В этих бегло проанализированных и выделенных лишь для примера (в венгерском издании основательно отцензурированных) записях Томас Манн показывает себя знатоком таких культурных взаимосвязей, которые европейская литература и европейская психология до сих пор обходили глубоким молчанием — и таким же глубоким молчанием будут обходить в дальнейшем. Ибо в культуре, в фундаменте которой лежат авторитет и достижения мужских божеств, прямо-таки необходимой и желательной следует считать любовь сыновей к отцам; однако о второй стороне той же самой любви, о любви отцов к сыновьям, полагается — именно в интересах защиты того же самого авторитета — хранить глубокое молчание.

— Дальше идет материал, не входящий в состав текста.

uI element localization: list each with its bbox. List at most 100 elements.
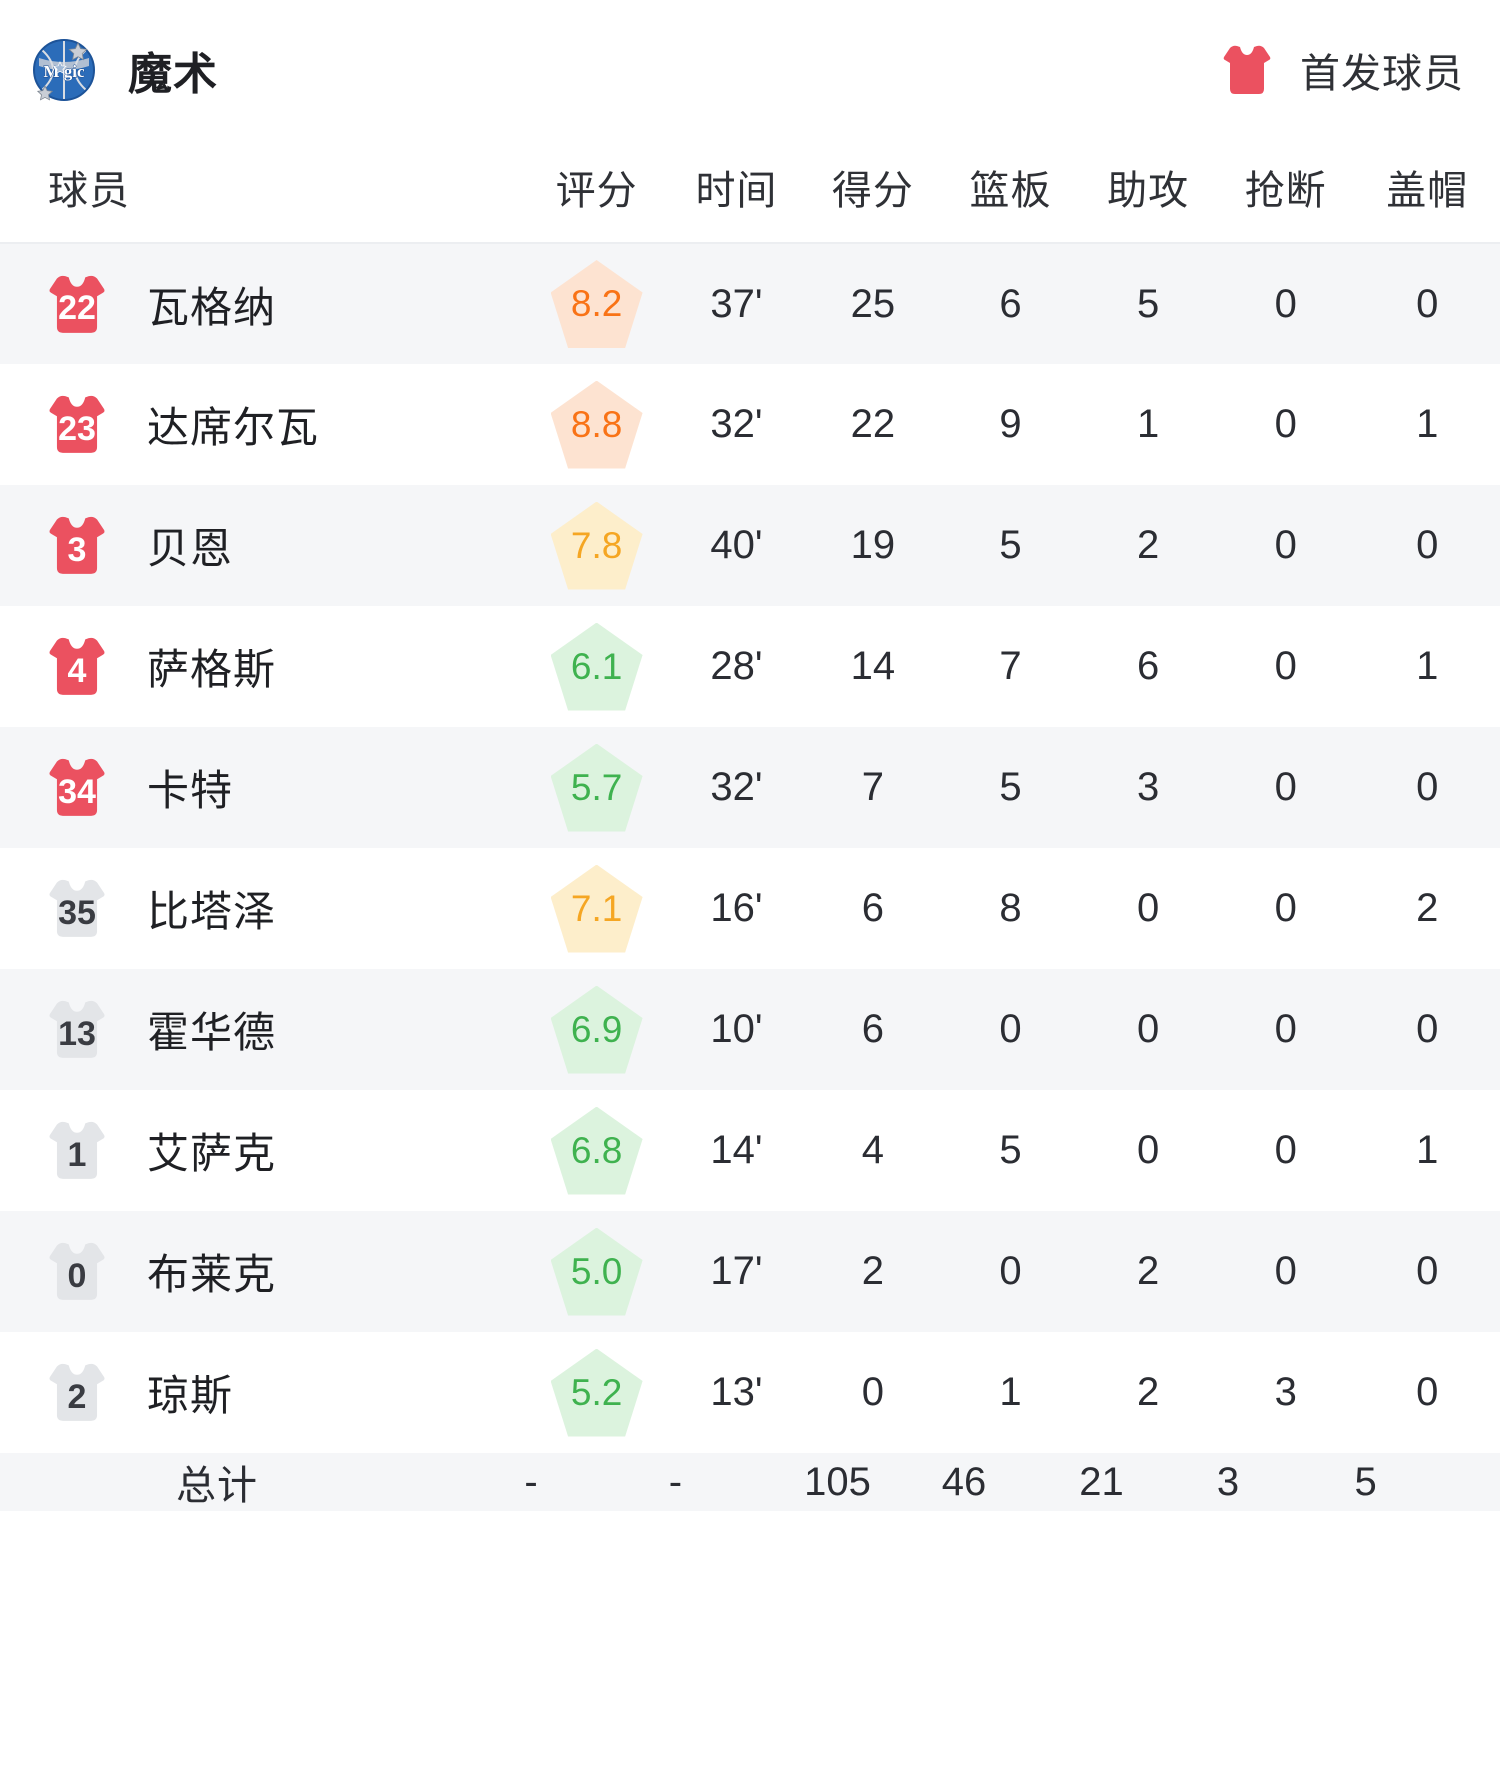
rebounds-cell: 1 (999, 1370, 1022, 1414)
table-row[interactable]: 34 卡特 5.7 32' 7 5 3 0 0 (0, 727, 1500, 848)
steals-cell: 3 (1274, 1370, 1297, 1414)
starter-jersey-icon: 4 (45, 637, 109, 696)
table-row[interactable]: 4 萨格斯 6.1 28' 14 7 6 0 1 (0, 606, 1500, 727)
rating-value: 6.1 (570, 645, 623, 687)
rating-cell: 7.8 (524, 485, 668, 606)
rating-badge: 8.8 (550, 380, 643, 469)
rating-value: 8.8 (570, 403, 623, 445)
table-row[interactable]: 23 达席尔瓦 8.8 32' 22 9 1 0 1 (0, 364, 1500, 485)
totals-assists: 21 (1079, 1459, 1124, 1504)
blocks-cell: 0 (1416, 523, 1439, 567)
minutes-cell: 10' (710, 1007, 763, 1051)
minutes-cell: 14' (710, 1128, 763, 1172)
starter-jersey-icon: 3 (45, 516, 109, 575)
table-footer: 总计 - - 105 46 21 3 5 (0, 1453, 1500, 1511)
totals-label: 总计 (176, 1464, 258, 1508)
minutes-cell: 37' (710, 281, 763, 326)
column-header-points[interactable]: 得分 (831, 169, 914, 213)
team-name: 魔术 (128, 50, 218, 99)
player-cell[interactable]: 34 卡特 (0, 727, 524, 848)
jersey-number: 4 (67, 651, 87, 690)
rating-cell: 6.8 (524, 1090, 668, 1211)
totals-points: 105 (804, 1459, 871, 1504)
blocks-cell: 0 (1416, 765, 1439, 809)
points-cell: 6 (861, 1007, 885, 1051)
minutes-cell: 32' (710, 402, 763, 446)
player-name: 布莱克 (147, 1251, 277, 1298)
player-name: 贝恩 (147, 525, 234, 572)
player-name: 比塔泽 (147, 888, 277, 935)
rating-value: 6.8 (570, 1129, 623, 1171)
player-cell[interactable]: 1 艾萨克 (0, 1090, 524, 1211)
steals-cell: 0 (1274, 1007, 1297, 1051)
team-identity[interactable]: M gic 魔术 (30, 36, 218, 104)
player-cell[interactable]: 22 瓦格纳 (0, 243, 524, 364)
totals-minutes: - (668, 1459, 683, 1504)
player-cell[interactable]: 2 琼斯 (0, 1332, 524, 1453)
jersey-number: 3 (67, 530, 87, 569)
assists-cell: 3 (1136, 765, 1160, 809)
rating-value: 8.2 (570, 283, 623, 324)
steals-cell: 0 (1274, 281, 1297, 326)
column-header-rebounds[interactable]: 篮板 (969, 169, 1052, 213)
jersey-number: 0 (67, 1256, 87, 1295)
jersey-number: 1 (67, 1135, 87, 1174)
minutes-cell: 17' (710, 1249, 763, 1293)
rating-value: 5.2 (570, 1371, 623, 1413)
points-cell: 14 (850, 644, 896, 688)
rebounds-cell: 0 (999, 1007, 1022, 1051)
column-header-blocks[interactable]: 盖帽 (1386, 169, 1469, 213)
rebounds-cell: 8 (999, 886, 1022, 930)
column-header-steals[interactable]: 抢断 (1244, 169, 1327, 213)
rating-badge: 6.8 (550, 1106, 643, 1195)
column-header-player[interactable]: 球员 (48, 169, 130, 213)
assists-cell: 2 (1136, 523, 1160, 567)
rating-badge: 6.9 (550, 985, 643, 1074)
rating-cell: 8.2 (524, 243, 668, 364)
player-name: 霍华德 (147, 1009, 277, 1056)
rating-cell: 8.8 (524, 364, 668, 485)
table-row[interactable]: 3 贝恩 7.8 40' 19 5 2 0 0 (0, 485, 1500, 606)
column-header-rating[interactable]: 评分 (555, 169, 638, 213)
rating-value: 5.7 (570, 766, 623, 808)
assists-cell: 2 (1136, 1370, 1160, 1414)
starter-jersey-icon: 22 (45, 275, 109, 334)
legend-label: 首发球员 (1300, 52, 1464, 96)
bench-jersey-icon: 0 (45, 1242, 109, 1301)
player-cell[interactable]: 4 萨格斯 (0, 606, 524, 727)
starter-jersey-icon (1220, 45, 1274, 95)
table-header-row: 球员 评分 时间 得分 篮板 助攻 抢断 盖帽 (0, 140, 1500, 243)
player-cell[interactable]: 23 达席尔瓦 (0, 364, 524, 485)
table-row[interactable]: 35 比塔泽 7.1 16' 6 8 0 0 2 (0, 848, 1500, 969)
player-cell[interactable]: 35 比塔泽 (0, 848, 524, 969)
blocks-cell: 1 (1416, 644, 1439, 688)
table-row[interactable]: 0 布莱克 5.0 17' 2 0 2 0 0 (0, 1211, 1500, 1332)
column-header-minutes[interactable]: 时间 (695, 169, 778, 213)
table-row[interactable]: 1 艾萨克 6.8 14' 4 5 0 0 1 (0, 1090, 1500, 1211)
player-name: 瓦格纳 (147, 283, 277, 331)
rating-value: 5.0 (570, 1250, 623, 1292)
column-header-assists[interactable]: 助攻 (1107, 169, 1190, 213)
player-cell[interactable]: 0 布莱克 (0, 1211, 524, 1332)
table-row[interactable]: 13 霍华德 6.9 10' 6 0 0 0 0 (0, 969, 1500, 1090)
rating-value: 7.8 (570, 524, 623, 566)
rebounds-cell: 5 (999, 1128, 1022, 1172)
rating-badge: 8.2 (550, 260, 643, 348)
steals-cell: 0 (1274, 886, 1297, 930)
assists-cell: 2 (1136, 1249, 1160, 1293)
jersey-number: 35 (58, 893, 96, 932)
player-cell[interactable]: 13 霍华德 (0, 969, 524, 1090)
blocks-cell: 1 (1416, 402, 1439, 446)
assists-cell: 0 (1136, 1128, 1160, 1172)
points-cell: 25 (850, 281, 896, 326)
rebounds-cell: 0 (999, 1249, 1022, 1293)
table-row[interactable]: 22 瓦格纳 8.2 37' 25 6 5 0 0 (0, 243, 1500, 364)
player-cell[interactable]: 3 贝恩 (0, 485, 524, 606)
player-name: 艾萨克 (147, 1130, 277, 1177)
jersey-number: 23 (58, 409, 96, 448)
minutes-cell: 40' (710, 523, 763, 567)
table-row[interactable]: 2 琼斯 5.2 13' 0 1 2 3 0 (0, 1332, 1500, 1453)
starters-legend: 首发球员 (1220, 41, 1476, 99)
points-cell: 2 (861, 1249, 885, 1293)
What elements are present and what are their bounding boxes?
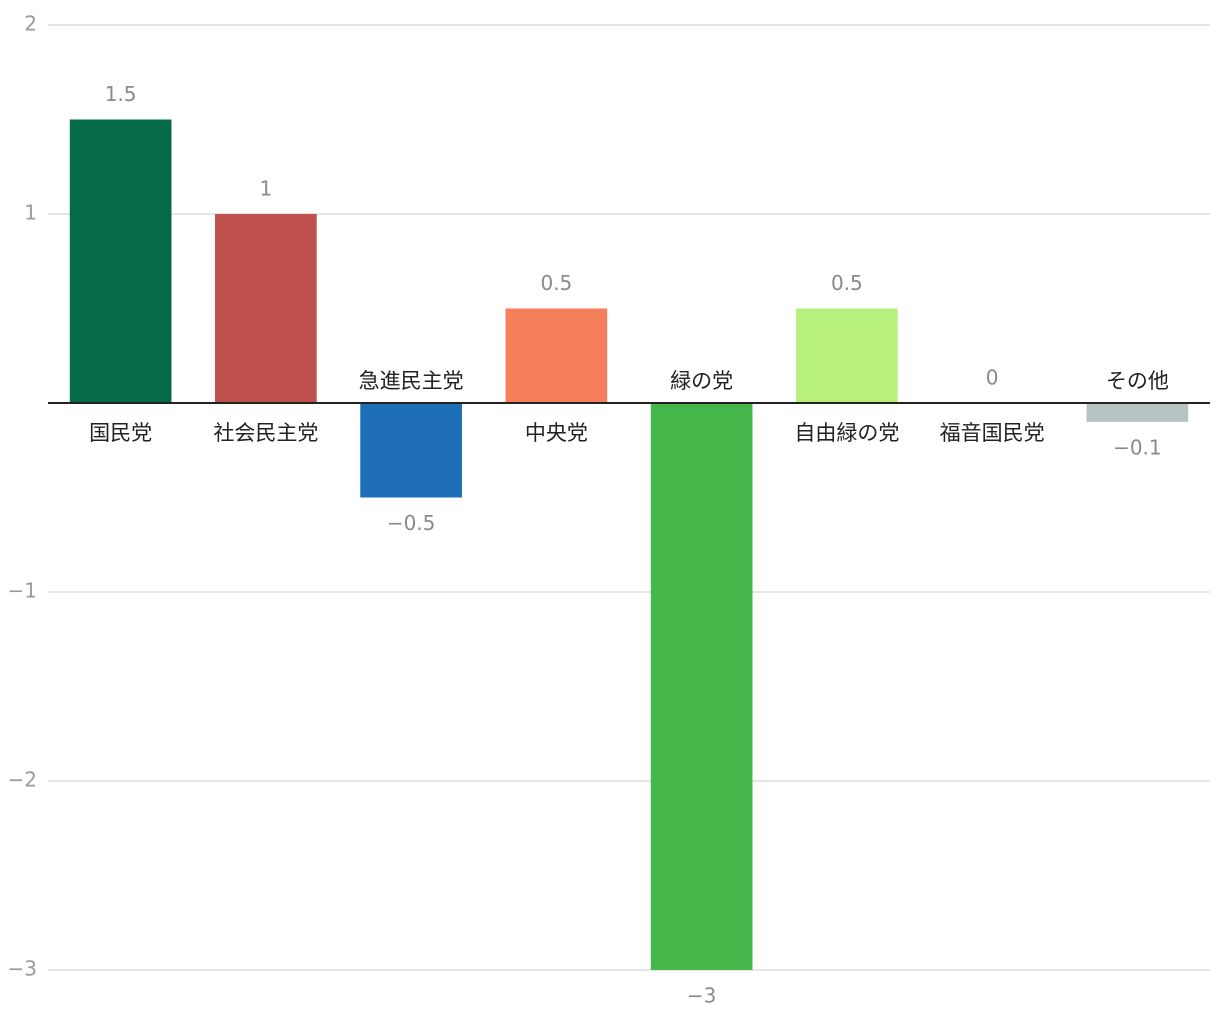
x-tick-label: 緑の党 — [670, 369, 733, 393]
x-tick-label: 福音国民党 — [940, 421, 1045, 445]
bar — [505, 308, 608, 403]
value-label: −0.1 — [1113, 435, 1162, 459]
y-tick-label: 2 — [24, 12, 37, 36]
value-label: −0.5 — [387, 511, 436, 535]
y-tick-label: 1 — [24, 201, 37, 225]
bar — [215, 214, 317, 403]
value-label: 0.5 — [540, 271, 572, 295]
value-label: 1 — [260, 177, 273, 201]
x-tick-label: 国民党 — [89, 421, 152, 445]
bar — [1086, 403, 1189, 422]
x-tick-label: その他 — [1106, 369, 1169, 393]
y-tick-label: −2 — [8, 768, 37, 792]
x-tick-label: 中央党 — [525, 421, 588, 445]
bar — [796, 308, 898, 403]
x-tick-label: 急進民主党 — [359, 369, 464, 393]
y-tick-label: −3 — [8, 957, 37, 981]
x-tick-label: 自由緑の党 — [794, 421, 899, 445]
bar — [69, 119, 172, 403]
bar — [360, 403, 462, 498]
y-tick-label: −1 — [8, 579, 37, 603]
value-label: −3 — [687, 984, 716, 1008]
bar — [650, 403, 753, 970]
value-label: 1.5 — [105, 82, 137, 106]
value-label: 0.5 — [831, 271, 863, 295]
x-tick-label: 社会民主党 — [213, 421, 318, 445]
value-label: 0 — [986, 366, 999, 390]
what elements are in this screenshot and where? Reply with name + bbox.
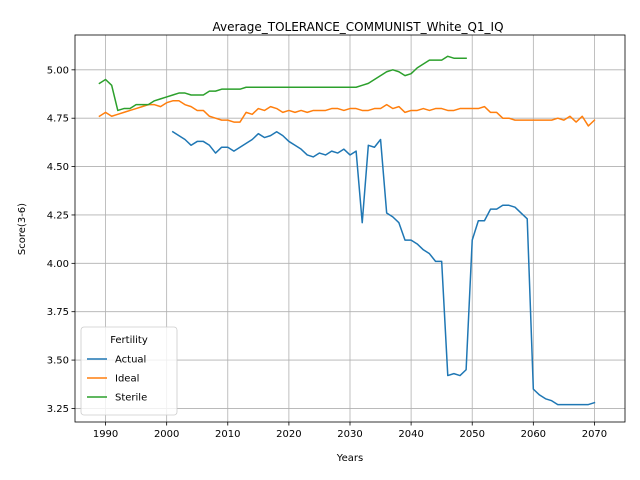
x-tick-label: 1990	[93, 429, 118, 440]
y-tick-label: 4.50	[47, 162, 69, 173]
x-axis-label: Years	[336, 453, 363, 464]
y-tick-label: 4.75	[47, 114, 69, 125]
legend-title: Fertility	[110, 335, 148, 346]
x-tick-label: 2000	[154, 429, 179, 440]
y-tick-label: 4.25	[47, 210, 69, 221]
y-axis-ticks: 3.25 3.50 3.75 4.00 4.25 4.50 4.75 5.00	[47, 65, 75, 415]
y-tick-label: 4.00	[47, 259, 69, 270]
y-tick-label: 3.25	[47, 404, 69, 415]
y-tick-label: 5.00	[47, 65, 69, 76]
y-tick-label: 3.50	[47, 356, 69, 367]
x-tick-label: 2030	[337, 429, 362, 440]
legend-label-ideal: Ideal	[115, 374, 139, 385]
legend-box	[80, 326, 178, 416]
series-line-actual	[171, 130, 596, 406]
y-axis-label: Score(3-6)	[17, 203, 28, 255]
x-tick-label: 2050	[459, 429, 484, 440]
x-tick-label: 2060	[521, 429, 546, 440]
series-line-ideal	[98, 100, 596, 127]
legend-label-actual: Actual	[115, 355, 146, 366]
series-line-sterile	[98, 55, 467, 112]
x-tick-label: 2040	[398, 429, 423, 440]
legend-label-sterile: Sterile	[115, 393, 147, 404]
legend: Fertility Actual Ideal Sterile	[80, 326, 178, 416]
series-lines	[98, 55, 596, 406]
x-tick-label: 2020	[276, 429, 301, 440]
x-axis-ticks: 1990 2000 2010 2020 2030 2040 2050 2060 2070	[93, 422, 607, 440]
x-tick-label: 2010	[215, 429, 240, 440]
chart-title: Average_TOLERANCE_COMMUNIST_White_Q1_IQ	[212, 20, 503, 34]
y-tick-label: 3.75	[47, 307, 69, 318]
x-tick-label: 2070	[582, 429, 607, 440]
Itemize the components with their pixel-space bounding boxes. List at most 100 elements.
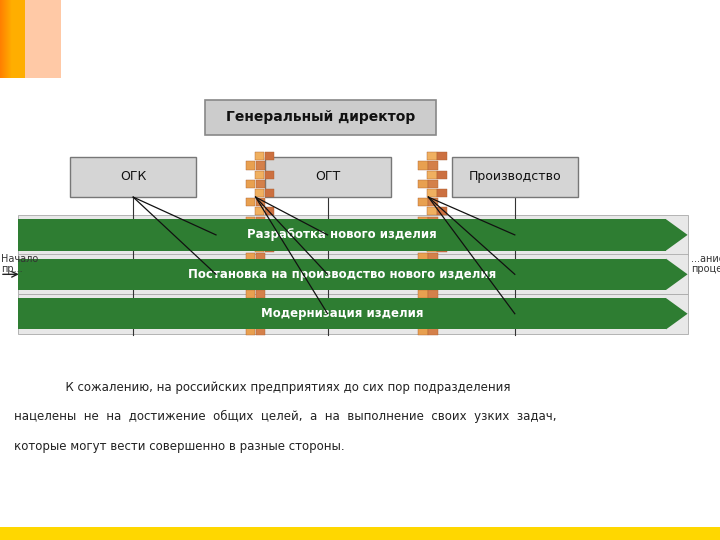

Именно в этом пункте эта наша культура заминирована. Любовь сыновей к отцам обеспечивает тот авторитет и стимулирует те достижения, которые рушит, крошит в прах, убивает тайная любовь отцов к сыновьям. Цензорское перо Мендельсона тоже ведь начинает работать там, где мы могли бы получить самую что ни на есть объективную информацию о деталях этой культурной взаимосвязи, определяющей жизнь всех нас.
Первый том венгерского издания дневников в смысле купюр и урезания идет гораздо дальше. Здесь редакторы подчиняются не культурным запретам, а куда более примитивной потребности. Здесь не только пропадают отдельные фразы в записях, относящихся к тому или иному дню: выпадают целые дни, а то и недели. По моим примерным подсчетам, дневники урезаны едва ли не на две трети, и примерно такие же по масштабам проблемы, чрезвычайно затрудняющие ориентацию в материале, имеются в комментариях. А стало быть, под вопросом оказывается и то, правомочно ли поставлено на титульном листе венгерского издания название немецкого оригинала. Ведь ничего не подозревающий венгерский читатель берет в руки не первый том дневников Томаса Манна, а выборку из этих дневников, сделанную по мало понятным критериям.